Acting in real time

© By Paul Binnerts

Translated by the author and Stephen Wangh
(Soon to be published in the US)

The book describes the essential elements of real time theatre and the real time acting technique. It aims to make those elements available and workable for theatre practitioners – actors, directors, drama teachers, and stage designers -, and to make a permanent place for the convention of real time theater within our varied theater culture.

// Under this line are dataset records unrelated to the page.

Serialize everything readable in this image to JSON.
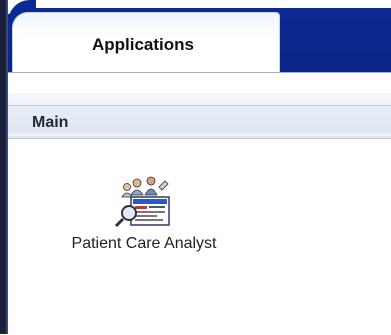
{
  "tabs": [
    {
      "label": "Applications",
      "selected": true
    }
  ],
  "section": {
    "title": "Main"
  },
  "apps": [
    {
      "label": "Patient Care Analyst",
      "icon": "patient-care-analyst-icon"
    }
  ],
  "colors": {
    "tab_strip": "#0d2a94",
    "frame": "#1a1f3a",
    "section_header": "#dde5f1"
  }
}
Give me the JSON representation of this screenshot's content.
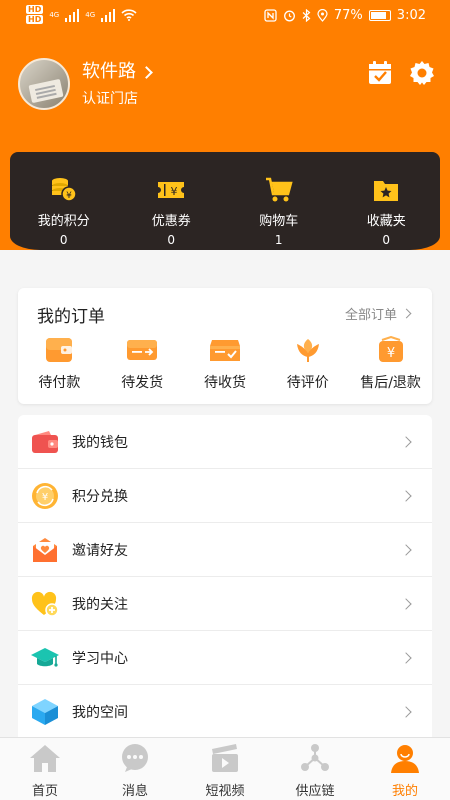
{
  "status_bar": {
    "net_badges": [
      "HD",
      "HD"
    ],
    "net_types": [
      "4G",
      "4G"
    ],
    "battery_percent": "77%",
    "battery_level": 0.77,
    "time": "3:02",
    "icons": [
      "nfc-icon",
      "alarm-icon",
      "bluetooth-icon",
      "location-icon"
    ]
  },
  "profile": {
    "shop_name": "软件路",
    "tag": "认证门店"
  },
  "header_icons": [
    "calendar-check-icon",
    "settings-gear-icon"
  ],
  "stats": [
    {
      "label": "我的积分",
      "value": "0",
      "icon": "coins-icon"
    },
    {
      "label": "优惠券",
      "value": "0",
      "icon": "coupon-icon"
    },
    {
      "label": "购物车",
      "value": "1",
      "icon": "cart-icon"
    },
    {
      "label": "收藏夹",
      "value": "0",
      "icon": "favorites-folder-icon"
    }
  ],
  "orders": {
    "title": "我的订单",
    "all_label": "全部订单",
    "items": [
      {
        "label": "待付款",
        "icon": "wallet-pending-icon"
      },
      {
        "label": "待发货",
        "icon": "ship-pending-icon"
      },
      {
        "label": "待收货",
        "icon": "receive-pending-icon"
      },
      {
        "label": "待评价",
        "icon": "review-pending-icon"
      },
      {
        "label": "售后/退款",
        "icon": "refund-icon"
      }
    ]
  },
  "menu": [
    {
      "label": "我的钱包",
      "icon": "wallet-icon"
    },
    {
      "label": "积分兑换",
      "icon": "points-exchange-icon"
    },
    {
      "label": "邀请好友",
      "icon": "invite-friends-icon"
    },
    {
      "label": "我的关注",
      "icon": "follow-heart-icon"
    },
    {
      "label": "学习中心",
      "icon": "graduation-cap-icon"
    },
    {
      "label": "我的空间",
      "icon": "cube-icon"
    }
  ],
  "bottom_nav": [
    {
      "label": "首页",
      "icon": "home-icon",
      "active": false
    },
    {
      "label": "消息",
      "icon": "message-icon",
      "active": false
    },
    {
      "label": "短视频",
      "icon": "video-icon",
      "active": false
    },
    {
      "label": "供应链",
      "icon": "supply-chain-icon",
      "active": false
    },
    {
      "label": "我的",
      "icon": "profile-icon",
      "active": true
    }
  ],
  "colors": {
    "brand": "#ff7f00",
    "dark_card": "#2c2523",
    "accent_yellow": "#ffc21a"
  }
}
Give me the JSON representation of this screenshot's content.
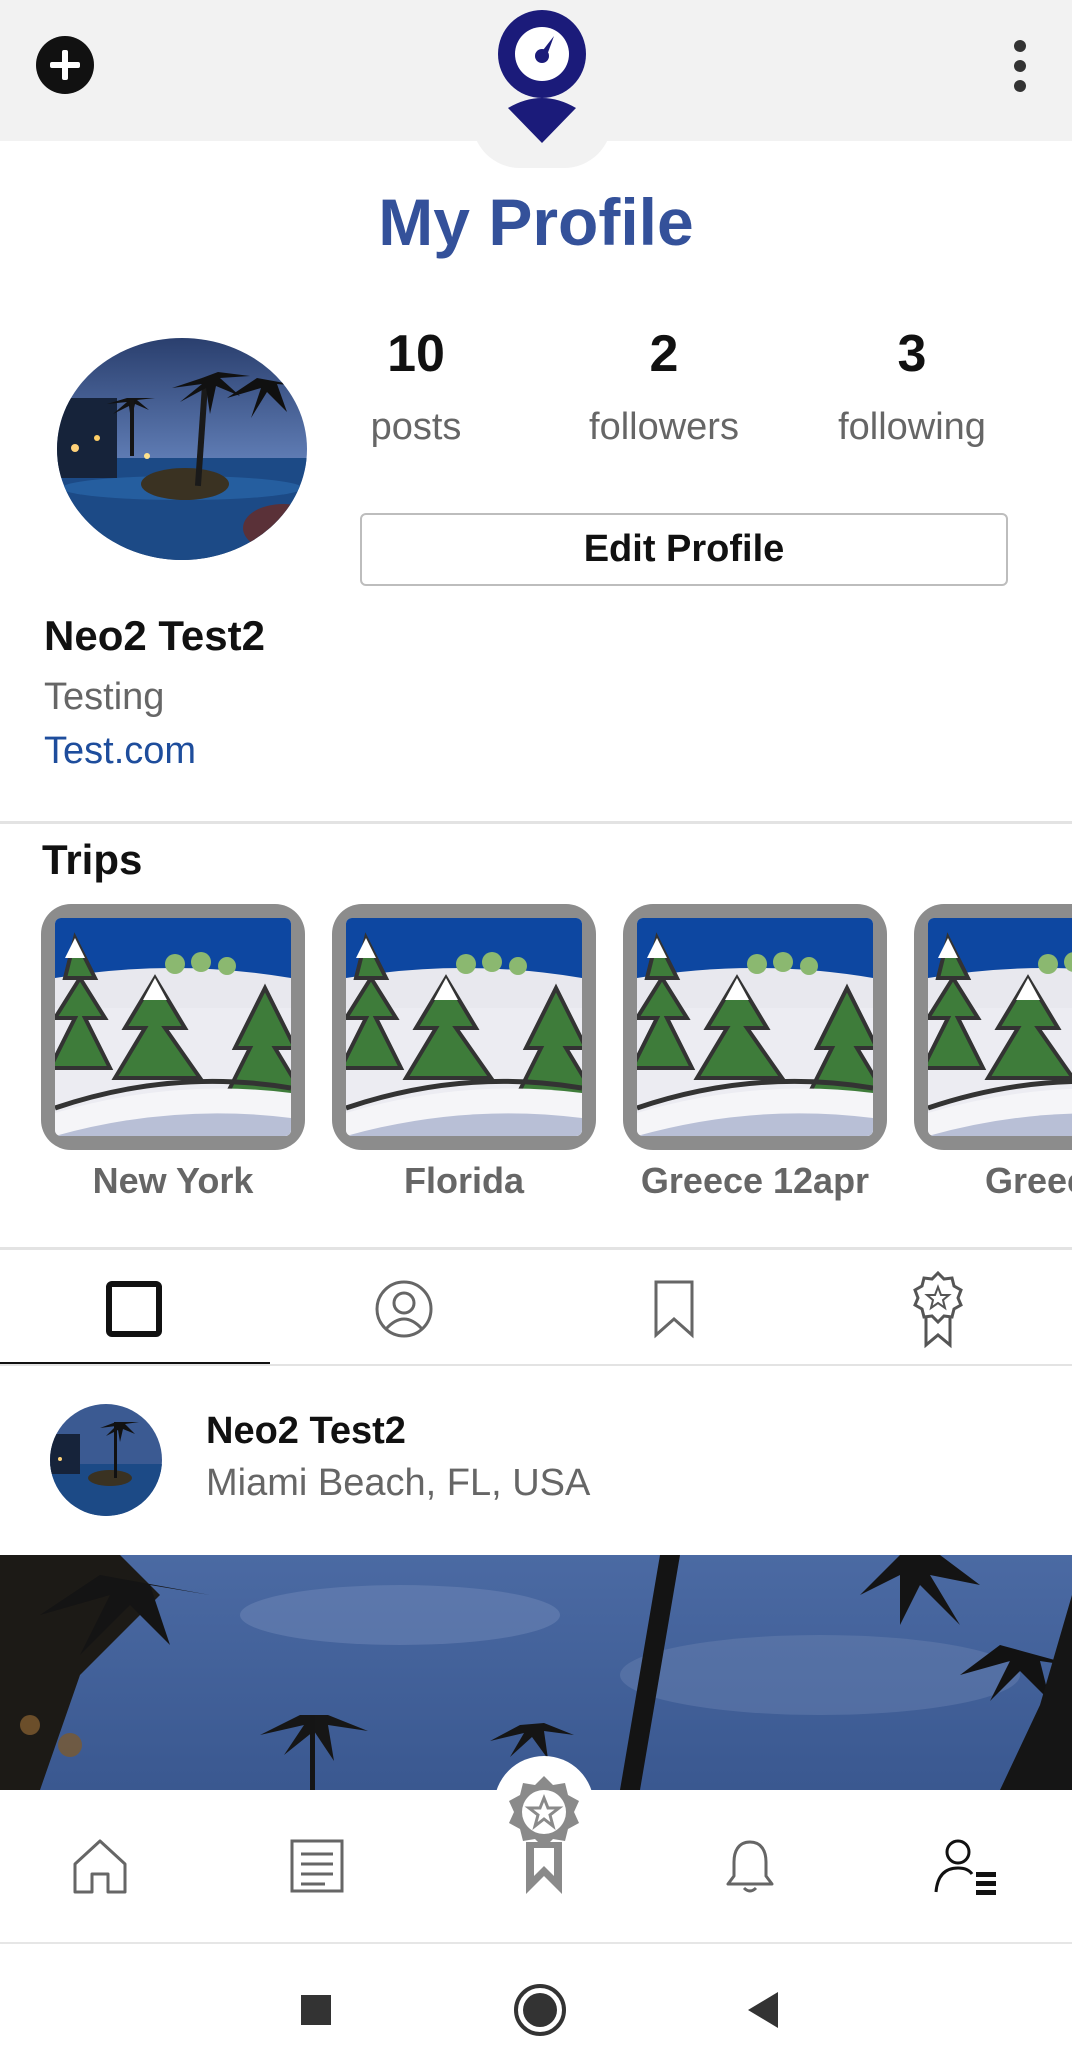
{
  "header": {
    "add_icon": "plus-circle-icon",
    "logo_icon": "compass-pin-logo",
    "menu_icon": "vertical-dots-icon",
    "title": "My Profile"
  },
  "profile": {
    "stats": [
      {
        "value": "10",
        "label": "posts"
      },
      {
        "value": "2",
        "label": "followers"
      },
      {
        "value": "3",
        "label": "following"
      }
    ],
    "edit_label": "Edit Profile",
    "name": "Neo2 Test2",
    "bio": "Testing",
    "website": "Test.com"
  },
  "trips": {
    "title": "Trips",
    "items": [
      {
        "label": "New York"
      },
      {
        "label": "Florida"
      },
      {
        "label": "Greece 12apr"
      },
      {
        "label": "Greece"
      }
    ]
  },
  "tabs": [
    {
      "icon": "grid-square-icon",
      "active": true
    },
    {
      "icon": "user-circle-icon",
      "active": false
    },
    {
      "icon": "bookmark-icon",
      "active": false
    },
    {
      "icon": "award-ribbon-icon",
      "active": false
    }
  ],
  "post": {
    "author": "Neo2 Test2",
    "location": "Miami Beach, FL, USA"
  },
  "bottom_nav": [
    {
      "icon": "home-icon"
    },
    {
      "icon": "feed-list-icon"
    },
    {
      "icon": "award-badge-icon"
    },
    {
      "icon": "bell-icon"
    },
    {
      "icon": "profile-menu-icon",
      "active": true
    }
  ],
  "colors": {
    "brand": "#34519a",
    "logo": "#1b1b7a",
    "link": "#1e4d9c",
    "muted": "#666666"
  }
}
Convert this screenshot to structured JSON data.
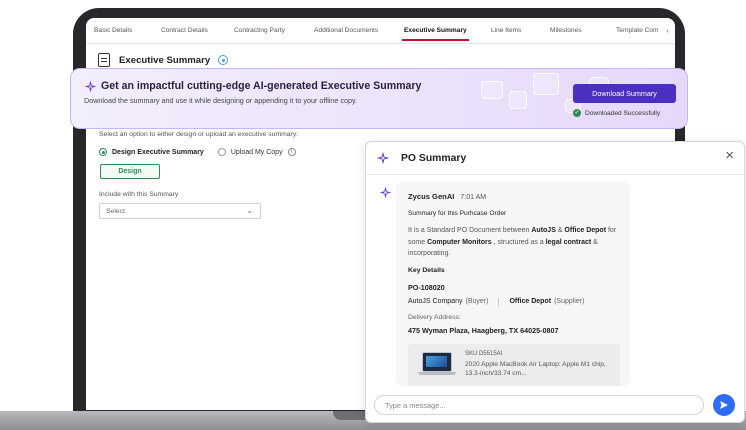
{
  "tabs": [
    {
      "label": "Basic Details",
      "active": false
    },
    {
      "label": "Contract Details",
      "active": false
    },
    {
      "label": "Contracting Party",
      "active": false
    },
    {
      "label": "Additional Documents",
      "active": false
    },
    {
      "label": "Executive Summary",
      "active": true
    },
    {
      "label": "Line Items",
      "active": false
    },
    {
      "label": "Milestones",
      "active": false
    },
    {
      "label": "Template Com",
      "active": false
    }
  ],
  "section": {
    "title": "Executive Summary"
  },
  "form": {
    "hint": "Select an option to either design or upload an executive summary:",
    "option_design": "Design Executive Summary",
    "option_upload": "Upload My Copy",
    "design_button": "Design",
    "include_label": "Include with this Summary",
    "select_value": "Select"
  },
  "banner": {
    "title": "Get an impactful cutting-edge AI-generated Executive Summary",
    "subtitle": "Download the summary and use it while designing or appending it to your offline copy.",
    "download_button": "Download Summary",
    "status": "Downloaded Successfully"
  },
  "panel": {
    "title": "PO Summary",
    "sender": "Zycus GenAI",
    "time": "7:01 AM",
    "subheading": "Summary for this Purhcase Order",
    "body": {
      "t1": "It is a Standard PO Document between ",
      "b1": "AutoJS",
      "t2": " & ",
      "b2": "Office Depot",
      "t3": " for some ",
      "b3": "Computer Monitors",
      "t4": " , structured as a ",
      "b4": "legal contract",
      "t5": " & incorporating."
    },
    "key_details_label": "Key Details",
    "po_number": "PO-108020",
    "buyer_name": "AutoJS Company",
    "buyer_role": "(Buyer)",
    "supplier_name": "Office Depot",
    "supplier_role": "(Supplier)",
    "delivery_label": "Delivery Address:",
    "delivery_address": "475 Wyman Plaza, Haagberg, TX 64025-0807",
    "product": {
      "sku": "SKU D5515AI",
      "name": "2020 Apple MacBook Air Laptop: Apple M1 chip, 13.3-inch/33.74 cm..."
    },
    "composer_placeholder": "Type a message..."
  },
  "colors": {
    "accent_purple": "#4b2fc2",
    "success_green": "#2e8b57",
    "active_tab_red": "#c8102e",
    "send_blue": "#2d6cf6"
  }
}
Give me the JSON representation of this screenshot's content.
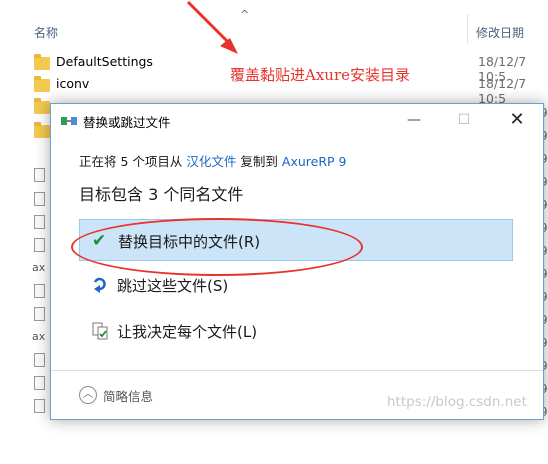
{
  "explorer": {
    "col_name": "名称",
    "col_date": "修改日期",
    "rows": [
      {
        "name": "DefaultSettings",
        "date": "18/12/7 10:5"
      },
      {
        "name": "iconv",
        "date": "18/12/7 10:5"
      }
    ],
    "left_fragments": [
      "ax",
      "ax"
    ],
    "date_fragments": [
      "9",
      "9",
      "9",
      "9",
      "9",
      "9",
      "9",
      "9",
      "9",
      "9",
      "9",
      "9",
      "9",
      "9"
    ]
  },
  "annotation": "覆盖黏贴进Axure安装目录",
  "dialog": {
    "title": "替换或跳过文件",
    "copy_prefix": "正在将 5 个项目从",
    "copy_source": "汉化文件",
    "copy_middle": "复制到",
    "copy_target": "AxureRP 9",
    "heading": "目标包含 3 个同名文件",
    "options": [
      {
        "label": "替换目标中的文件(R)",
        "icon": "checkmark-icon"
      },
      {
        "label": "跳过这些文件(S)",
        "icon": "skip-arrow-icon"
      },
      {
        "label": "让我决定每个文件(L)",
        "icon": "decide-files-icon"
      }
    ],
    "more_info": "简略信息",
    "watermark": "https://blog.csdn.net"
  },
  "colors": {
    "accent": "#1a66c5",
    "selected_bg": "#cce4f7",
    "annotation_red": "#e8332a",
    "check_green": "#1f8a3b"
  }
}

Part I, Premises and Inspirations describes, in Chapter 1, The Dilemma’s of the Actor, the manifold identity of the actor, the paradoxes and contradictions he encounters, and what he does when he acts. Chapters 2, The Heart and Soul of the Actor, and 3, The Actor as Eyewitness, put this in the context of the acting conventions initiated by Stanislavski and Brecht - psychological realism and the technique of identification, and epic theater and the technique of alienation - are analyzed in a comparative manner.
Part II, Acting in Real Time, is primarily a practical guide, describing the tools the actor needs to act in postmodern theater. In Chapter 4, The Technique, the main skills of real time acting are described, compared with Stanislavski’s psychological realism and Brecht’s epic theater, and illuminated by many examples from the author’s practice. Chapter 5, The Workshop, presents a series of exercises designed to help the actor play a role using the real time acting form. The actors tell a story from their personal lives, take and keep a distance from it, and create first a solo-performance and then a montage of all stories. These exercises can increase the actor’s awareness of his identity as an actor and the natural distance between himself and the roles he plays. At the same time he can gain more precise command of the technique of real time acting. The Exercises, described in Chapter 6, are designed to help the actor become truly present in performance.
Part III, entitled Real-Time Acting and Theater in Historical Perspective begins in Chapter 7, Origins and Conventions, with the earliest origins of play, ritual, and story-telling, and presents a broad overview of the history of acting, specifically relating the developments in acting to the history of theater architecture and stage design. Chapter 8, New Conventions and Innovations, explores the origins of realism as a theatrical convention. The two major acting conventions of twentieth-century theater - Stanislavski’s psychological realism and Brecht’s epic realism- are also put in this context, eventually leading up to real time acting, where the distinction between play and acting is restored.